Three weaknesses in one: English history, mystery novels, and the law. It seemed as though C. J. Sansom’s Matthew Shardlake novels were tailor-made for me, featuring the adventures of the titular character, a hunchbacked lawyer in the employ of Thomas Cromwell.
The first book of the series, Dissolution, is set during Henry VIII’s dissolution of the Catholic monasteries from 1536-1540. Shardlake is sent to the monastery at Scarnsea after the commissioner sent to attempt to convince the Abbott to surrender the grounds is murdered most brutally. Once arrived, Shardlake and his assistant, Mark, are plunged into a treacherous atmosphere where the murders continue and anyone in the closed community could be the killer. And Shardlake might be next.
Sansom is another lawyer turned author and of course I’ve got a bit of a soft spot for those guys. I thought generally it was quite a good debut; the historical research was done well and thoroughly, and he certainly had an eye for the small details that make period pieces believable. The mystery, too, was a twisty one, and I’m always pleased when I can’t figure out the killer but after the “reveal,” remember hints that if I’d been paying attention would’ve allowed me to get it.
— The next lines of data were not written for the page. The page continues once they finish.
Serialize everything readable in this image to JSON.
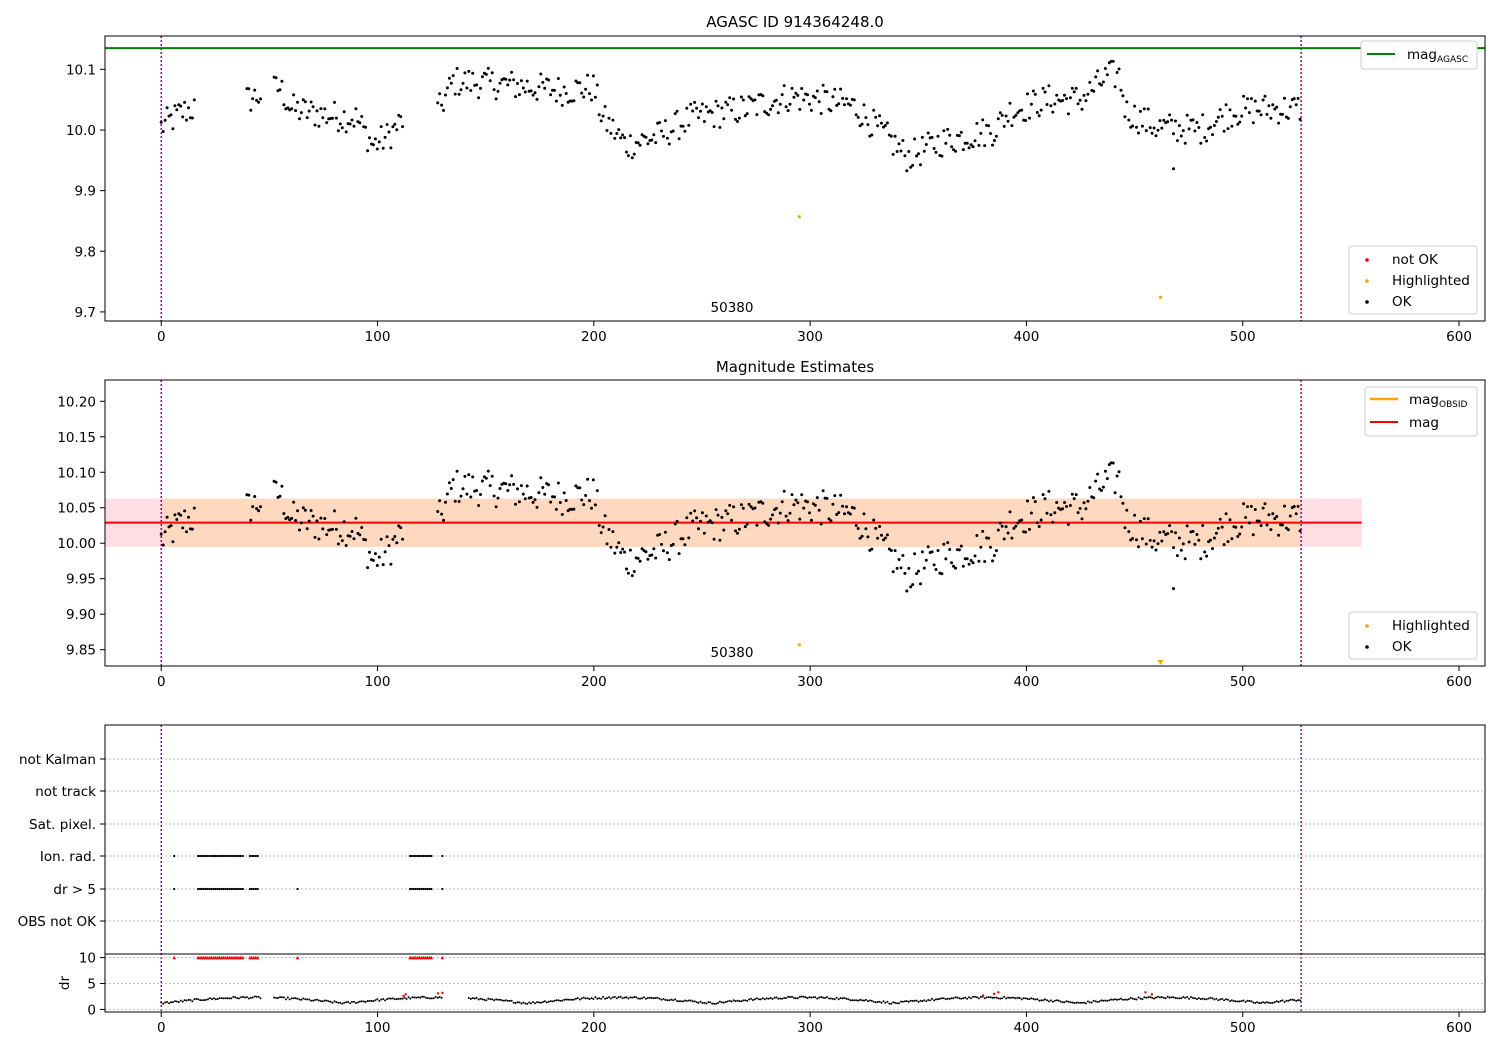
{
  "chart_data": [
    {
      "type": "scatter",
      "title": "AGASC ID 914364248.0",
      "xlim": [
        -26,
        612
      ],
      "ylim": [
        9.685,
        10.155
      ],
      "xticks": [
        0,
        100,
        200,
        300,
        400,
        500,
        600
      ],
      "yticks": [
        9.7,
        9.8,
        9.9,
        10.0,
        10.1
      ],
      "ytick_labels": [
        "9.7",
        "9.8",
        "9.9",
        "10.0",
        "10.1"
      ],
      "annotation": {
        "text": "50380",
        "x": 264,
        "y": 9.692
      },
      "vlines": [
        0,
        527
      ],
      "vline_color": "#800080",
      "hline": {
        "name": "mag",
        "sub": "AGASC",
        "y": 10.135,
        "color": "#008000"
      },
      "legend_top": [
        {
          "name": "mag",
          "sub": "AGASC",
          "color": "#008000",
          "kind": "line"
        }
      ],
      "legend_bottom": [
        {
          "name": "not OK",
          "color": "#ff0000",
          "kind": "dot"
        },
        {
          "name": "Highlighted",
          "color": "#ffa500",
          "kind": "dot"
        },
        {
          "name": "OK",
          "color": "#000000",
          "kind": "dot"
        }
      ],
      "highlighted": [
        {
          "x": 295,
          "y": 9.857
        },
        {
          "x": 462,
          "y": 9.724
        }
      ]
    },
    {
      "type": "scatter",
      "title": "Magnitude Estimates",
      "xlim": [
        -26,
        612
      ],
      "ylim": [
        9.827,
        10.23
      ],
      "xticks": [
        0,
        100,
        200,
        300,
        400,
        500,
        600
      ],
      "yticks": [
        9.85,
        9.9,
        9.95,
        10.0,
        10.05,
        10.1,
        10.15,
        10.2
      ],
      "ytick_labels": [
        "9.85",
        "9.90",
        "9.95",
        "10.00",
        "10.05",
        "10.10",
        "10.15",
        "10.20"
      ],
      "annotation": {
        "text": "50380",
        "x": 264,
        "y": 9.838
      },
      "vlines": [
        0,
        527
      ],
      "mag_line": {
        "name": "mag",
        "y": 10.029,
        "color": "#ff0000"
      },
      "mag_obsid": {
        "name": "mag",
        "sub": "OBSID",
        "y": 10.029,
        "color": "#ffa500"
      },
      "band_red": {
        "x0": -26,
        "x1": 555,
        "y0": 9.995,
        "y1": 10.063
      },
      "band_orange": {
        "x0": 0,
        "x1": 527,
        "y0": 9.995,
        "y1": 10.063
      },
      "legend_top": [
        {
          "name": "mag",
          "sub": "OBSID",
          "color": "#ffa500",
          "kind": "line"
        },
        {
          "name": "mag",
          "color": "#ff0000",
          "kind": "line"
        }
      ],
      "legend_bottom": [
        {
          "name": "Highlighted",
          "color": "#ffa500",
          "kind": "dot"
        },
        {
          "name": "OK",
          "color": "#000000",
          "kind": "dot"
        }
      ],
      "highlighted": [
        {
          "x": 295,
          "y": 9.857
        }
      ],
      "off_axis_marker": {
        "x": 462
      }
    },
    {
      "type": "scatter",
      "title": "",
      "xlim": [
        -26,
        612
      ],
      "xticks": [
        0,
        100,
        200,
        300,
        400,
        500,
        600
      ],
      "vlines": [
        0,
        527
      ],
      "flag_rows": [
        "not Kalman",
        "not track",
        "Sat. pixel.",
        "Ion. rad.",
        "dr > 5",
        "OBS not OK"
      ],
      "flag_ranges": {
        "Ion. rad.": [
          [
            6,
            6
          ],
          [
            17,
            38
          ],
          [
            41,
            45
          ],
          [
            115,
            125
          ],
          [
            130,
            130
          ]
        ],
        "dr > 5": [
          [
            6,
            6
          ],
          [
            17,
            38
          ],
          [
            41,
            45
          ],
          [
            63,
            63
          ],
          [
            115,
            125
          ],
          [
            130,
            130
          ]
        ]
      },
      "dr_ylim": [
        -0.5,
        10.5
      ],
      "dr_yticks": [
        0,
        5,
        10
      ],
      "dr_ylabel": "dr",
      "dr_red_markers": [
        [
          6,
          6
        ],
        [
          17,
          38
        ],
        [
          41,
          45
        ],
        [
          63,
          63
        ],
        [
          115,
          125
        ],
        [
          130,
          130
        ]
      ]
    }
  ]
}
It’s not out of left field but it’s still a satisfying surprise.
It’s obviously a first novel and while the prose was mostly decent there was an obsession with detailing the weather on almost every chapter (sometimes multiple times per chapter) that was a bit of an amusing writing “tic”; similarly, some of the dialogue came across as stilted and somewhat unbelievable. That’s always a fine line to walk with medieval characters, you don’t want to make them sound so ridiculous as to be unbelievable, but using words and phrasing too modern and casual can throw you out of the story. It mostly worked, though there were a few instances where I rolled my eyes just a teeny bit (there were also a few redundancies and awkward descriptions).
What I enjoyed the most about Dissolution (besides the history!) was Shardlake himself. He’s a really interesting hero: flawed both physically and emotionally; introspective but blind to his own faults, and a clever and engaging narrator with a dry sense of humor that the reader can follow alongside. And just as the mystery concluded, Shardlake’s emotional epiphany at the end of the book was equally satisfying.
So while it wasn’t a perfect read I quite enjoyed it, and I’m happy I took out Dark Fire, the next book in the series, at the same time–so I won’t have to wait.